My wife, who is a “Slate Plus” subscriber over at Slate, received this email today:
When she shared it with me, I observed an obvious, immediate red flag: the email does not say what was changed in the new policy, or offer a link to something the recipient can read to find out what has changed. This is always a bad sign, which means one of two things: either the company changing its privacy policy doesn’t want you to know what has changed, or they have no idea themselves what has changed so they can’t tell you.
After carefully reviewing Slate’s new privacy policy, I think it’s almost certainly the latter. The new policy was obviously created by incompetent clowns, and I doubt they could tell readers what the effective changes are even if they wanted to.
I don’t know what Slate’s generative AI policy is, but honestly I suspect that if they’d run the policy through generative AI and told the AI to clean it up, they would have ended up with something better than what they ended up publishing.

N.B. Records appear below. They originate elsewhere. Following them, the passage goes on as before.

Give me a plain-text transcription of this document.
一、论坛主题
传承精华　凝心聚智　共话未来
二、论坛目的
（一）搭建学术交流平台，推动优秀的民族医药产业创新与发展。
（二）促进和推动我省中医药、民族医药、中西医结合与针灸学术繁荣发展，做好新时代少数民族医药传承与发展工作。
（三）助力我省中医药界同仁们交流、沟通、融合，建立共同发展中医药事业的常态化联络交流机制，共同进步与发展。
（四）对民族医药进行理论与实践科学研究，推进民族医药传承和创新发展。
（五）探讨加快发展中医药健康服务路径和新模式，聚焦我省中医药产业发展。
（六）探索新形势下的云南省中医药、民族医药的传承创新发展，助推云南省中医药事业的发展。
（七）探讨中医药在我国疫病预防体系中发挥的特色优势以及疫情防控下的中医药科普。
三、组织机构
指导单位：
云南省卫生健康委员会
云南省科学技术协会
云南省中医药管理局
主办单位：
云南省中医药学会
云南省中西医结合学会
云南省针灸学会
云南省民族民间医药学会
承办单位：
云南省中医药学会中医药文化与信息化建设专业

You probably think I’m exaggerating about how bad it is. Fair enough. I’ll show you receipts.
However, before doing that, I want to say this: the TLDR of this privacy policy is that Slate collects a ton of privacy-invasive information about you and shares it with many other companies, because they are all-in on making money by using ad-tech in privacy-invasive ways to display personalized ads to their readers. Ugh. Below is the section of the privacy policy which makes this most clear. They can’t even get this right; the second paragraph in this section is missing the bullet it should have to be consistent with the rest of the section.

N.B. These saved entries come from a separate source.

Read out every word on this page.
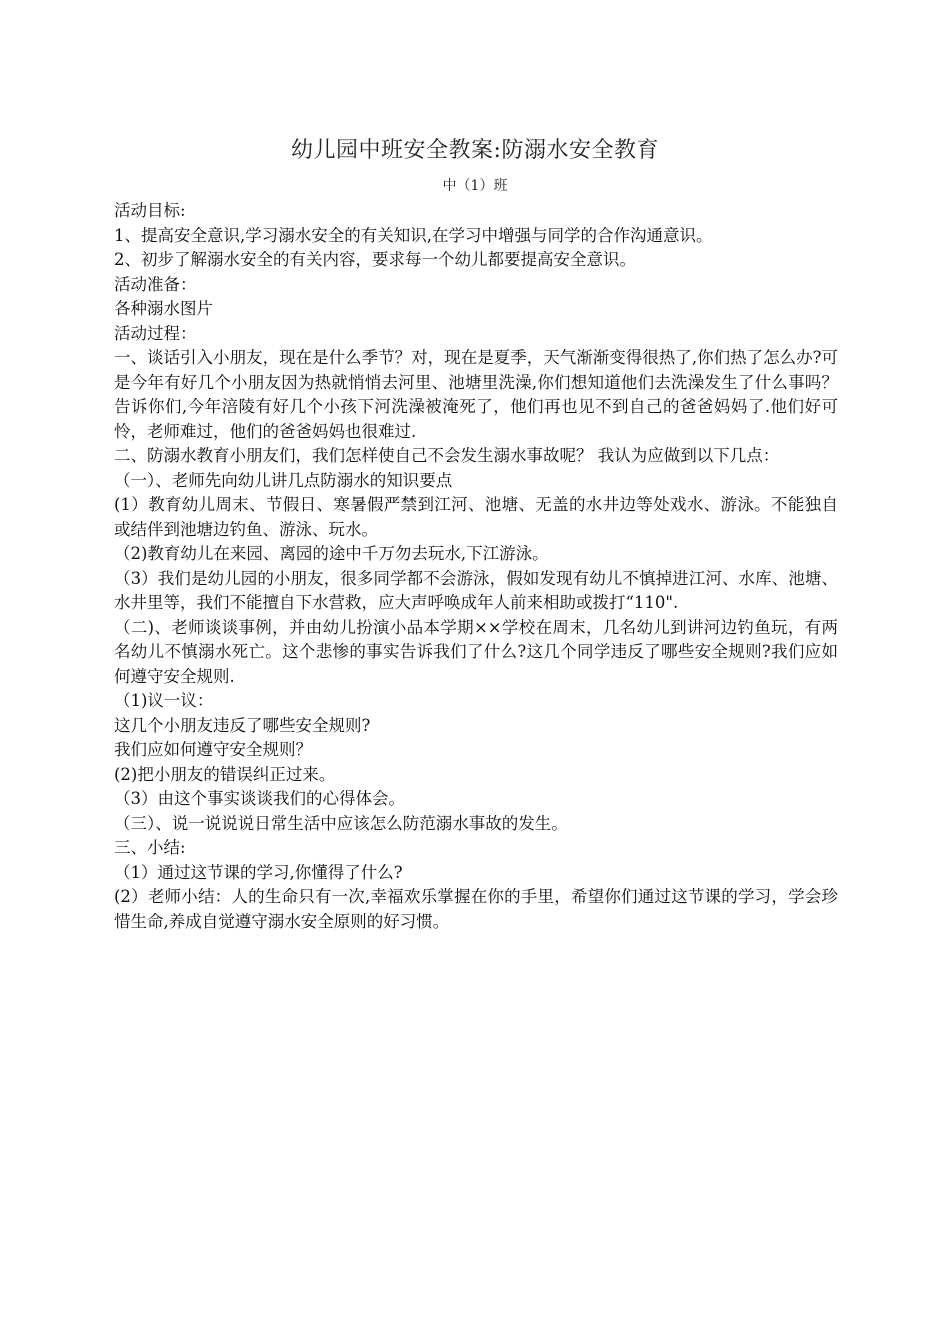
幼儿园中班安全教案:防溺水安全教育
中（1）班

活动目标:

1、提高安全意识,学习溺水安全的有关知识,在学习中增强与同学的合作沟通意识。

2、初步了解溺水安全的有关内容，要求每一个幼儿都要提高安全意识。

活动准备：

各种溺水图片

活动过程：

一、谈话引入小朋友，现在是什么季节？对，现在是夏季，天气渐渐变得很热了,你们热了怎么办?可是今年有好几个小朋友因为热就悄悄去河里、池塘里洗澡,你们想知道他们去洗澡发生了什么事吗？告诉你们,今年涪陵有好几个小孩下河洗澡被淹死了，他们再也见不到自己的爸爸妈妈了.他们好可怜，老师难过，他们的爸爸妈妈也很难过.

二、防溺水教育小朋友们，我们怎样使自己不会发生溺水事故呢？ 我认为应做到以下几点：

（一）、老师先向幼儿讲几点防溺水的知识要点

(1）教育幼儿周末、节假日、寒暑假严禁到江河、池塘、无盖的水井边等处戏水、游泳。不能独自或结伴到池塘边钓鱼、游泳、玩水。

（2)教育幼儿在来园、离园的途中千万勿去玩水,下江游泳。

（3）我们是幼儿园的小朋友，很多同学都不会游泳，假如发现有幼儿不慎掉进江河、水库、池塘、水井里等，我们不能擅自下水营救，应大声呼唤成年人前来相助或拨打“110".

（二)、老师谈谈事例，并由幼儿扮演小品本学期××学校在周末，几名幼儿到讲河边钓鱼玩，有两名幼儿不慎溺水死亡。这个悲惨的事实告诉我们了什么?这几个同学违反了哪些安全规则?我们应如何遵守安全规则.

（1)议一议：

这几个小朋友违反了哪些安全规则?

我们应如何遵守安全规则？

(2)把小朋友的错误纠正过来。

（3）由这个事实谈谈我们的心得体会。

（三）、说一说说说日常生活中应该怎么防范溺水事故的发生。

三、小结:

（1）通过这节课的学习,你懂得了什么?

(2）老师小结：人的生命只有一次,幸福欢乐掌握在你的手里，希望你们通过这节课的学习，学会珍惜生命,养成自觉遵守溺水安全原则的好习惯。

Now, about those receipts…
Below is the second paragraph of the policy. It refers to “such information” but “information” isn’t mentioned earlier in the paragraph, so what is it talking about? Note, also, the reference to “Privacy Statement” here; for some inexplicable reason, the page in various places calls itself both a “Privacy Policy” and a “Privacy Statement”. The inconsistency is ridiculous.
Moving on. The text shown below says “and” where it should say “or”, since obviously the people reading this page are not located in all of those states at the same time (this mistake is repeated throughout the page). There is extra and missing whitespace in numerous places in these two paragraphs. The phrase “opt out” used as a verb is hyphenated when it shouldn’t be. The email address in this text should be clickable but isn’t (this mistake is repeated inconsistently throughout the page. This page should have been proofread by many people before it was published. How were these absurdly obvious errors allowed to remain in the final version?

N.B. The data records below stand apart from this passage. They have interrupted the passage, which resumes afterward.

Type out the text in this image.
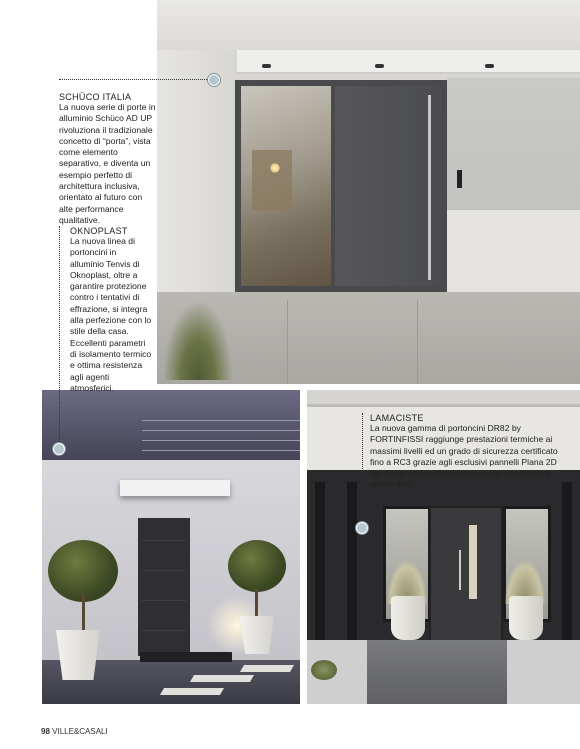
SCHÜCO ITALIA
La nuova serie di porte in alluminio Schüco AD UP rivoluziona il tradizionale concetto di “porta”, vista come elemento separativo, e diventa un esempio perfetto di architettura inclusiva, orientato al futuro con alte performance qualitative.
OKNOPLAST
La nuova linea di portoncini in alluminio Tenvis di Oknoplast, oltre a garantire protezione contro i tentativi di effrazione, si integra alla perfezione con lo stile della casa. Eccellenti parametri di isolamento termico e ottima resistenza agli agenti atmosferici.
LAMACISTE
La nuova gamma di portoncini DR82 by FORTINFISSI raggiunge prestazioni termiche ai massimi livelli ed un grado di sicurezza certificato fino a RC3 grazie agli esclusivi pannelli Plana 2D dal design moderno che nasconde totalmente il profilo anta.
98 VILLE&CASALI
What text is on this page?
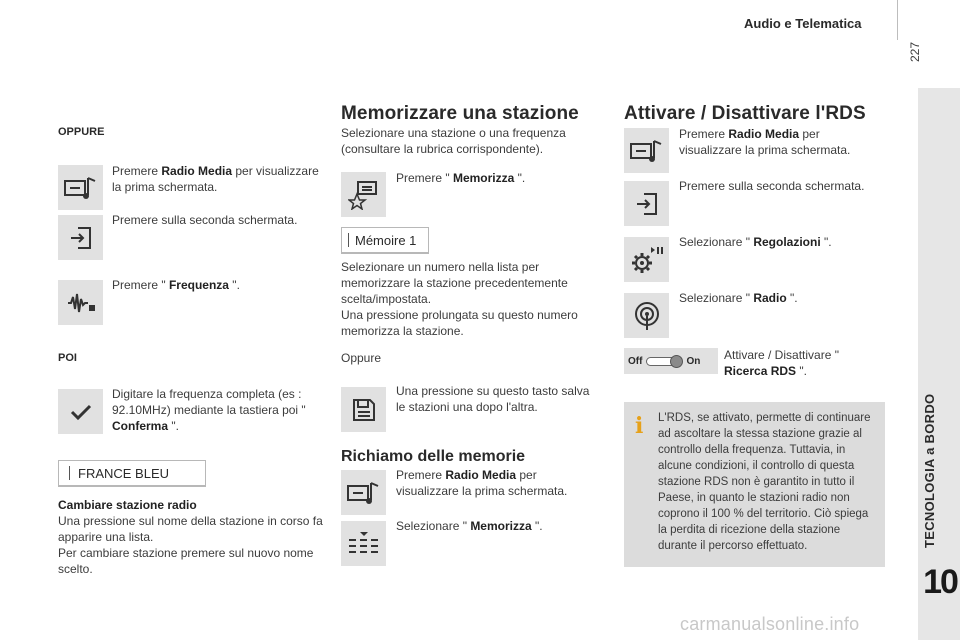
Audio e Telematica
227
TECNOLOGIA a BORDO
10
OPPURE
Premere Radio Media per visualizzare la prima schermata.
Premere sulla seconda schermata.
Premere " Frequenza ".
POI
Digitare la frequenza completa (es : 92.10MHz) mediante la tastiera poi " Conferma ".
FRANCE BLEU
Cambiare stazione radio
Una pressione sul nome della stazione in corso fa apparire una lista.
Per cambiare stazione premere sul nuovo nome scelto.
Memorizzare una stazione
Selezionare una stazione o una frequenza (consultare la rubrica corrispondente).
Premere " Memorizza ".
Mémoire 1
Selezionare un numero nella lista per memorizzare la stazione precedentemente scelta/impostata.
Una pressione prolungata su questo numero memorizza la stazione.
Oppure
Una pressione su questo tasto salva le stazioni una dopo l'altra.
Richiamo delle memorie
Premere Radio Media per visualizzare la prima schermata.
Selezionare " Memorizza ".
Attivare / Disattivare l'RDS
Premere Radio Media per visualizzare la prima schermata.
Premere sulla seconda schermata.
Selezionare " Regolazioni ".
Selezionare " Radio ".
Off	On Attivare / Disattivare " Ricerca RDS ".
i L'RDS, se attivato, permette di continuare ad ascoltare la stessa stazione grazie al controllo della frequenza. Tuttavia, in alcune condizioni, il controllo di questa stazione RDS non è garantito in tutto il Paese, in quanto le stazioni radio non coprono il 100 % del territorio. Ciò spiega la perdita di ricezione della stazione durante il percorso effettuato.
carmanualsonline.info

The language of the paragraph below is repetitive gobbledegook. Furthermore, the second sentence of this paragraph does not belong in the section in which this paragraph is included, which is entitled “Information You Provide”.
The two consecutive paragraphs below are partially redundant and partially contradictory. They repeat the same bit of California law and offer two different, contradictory mechanisms for exercising the opt-out right provided by it.
The paragraph below repeats exactly the same information that was already provided earlier in the page.
The word “Us” should not be capitalized in the paragraph below. Again, how did stupid errors like this make it into the final, published version of this policy?
I can’t even with the list below. It starts out using semicolons at the end of each bullet item, then seems to be wrapping up the bulleted list by putting “; and” at the end of a bullet item and then a period at the end of the following one. All that would be fine if they didn’t then include three more bullet items terminated by periods. This is absurdly clownish.
Early on the page they claim not to collect any geolocation data. Then later on the page they talk about how they collect geolocation data. Nice, eh?
The paragraph below has an extra word that doesn’t make any sense, a “(i)” marker which implies that there’s going to be a list of multiple items but then there’s only one, and a closing quotation mark with no corresponding opening mark before it.
In the paragraph below, Slate attempts to claim that they cannot be held responsible if they allow their systems to be breached. Because they say so, that’s why. Good luck with that when the class-action lawyers come after you after the breach. “Oh, we said in our privacy policy that we’re not responsible, so you can’t sue us!” lulz

Once again in the text below, they can’t make up their fucking minds about how they’re going to end paragraphs and bullet items.
The section below once again has the “we don’t actually know how to format bulleted lists properly” problem, but it has a much bigger problem. If, as it says here, they don’t do anything with data having anything to do with financial and lending services etc., then why do they say above that the user has the right to opt out of such processing? How can the user have the right to opt out of something that Slate doesn’t do?

In the paragraph below we see a repeat of the extra whitespace problem, the unclickable email address problem, and the “and” instead of “or” problem, and they’ve added a new problem as well: they say “click here” about something that is not actually a clickable link. It looks like they intended to make the words “click here” a link but instead just pasted the URL in as unclickable text after those words. Again: how was this not caught during proofreading?
Last but not least, why does the paragraph below, which appears in a section purporting to be about the rights of users in ten different U.S. states, refer specifically to the Texas Attorney General? 🤦
This privacy policy is a joke, and Slate should be embarrassed and ashamed for publishing it.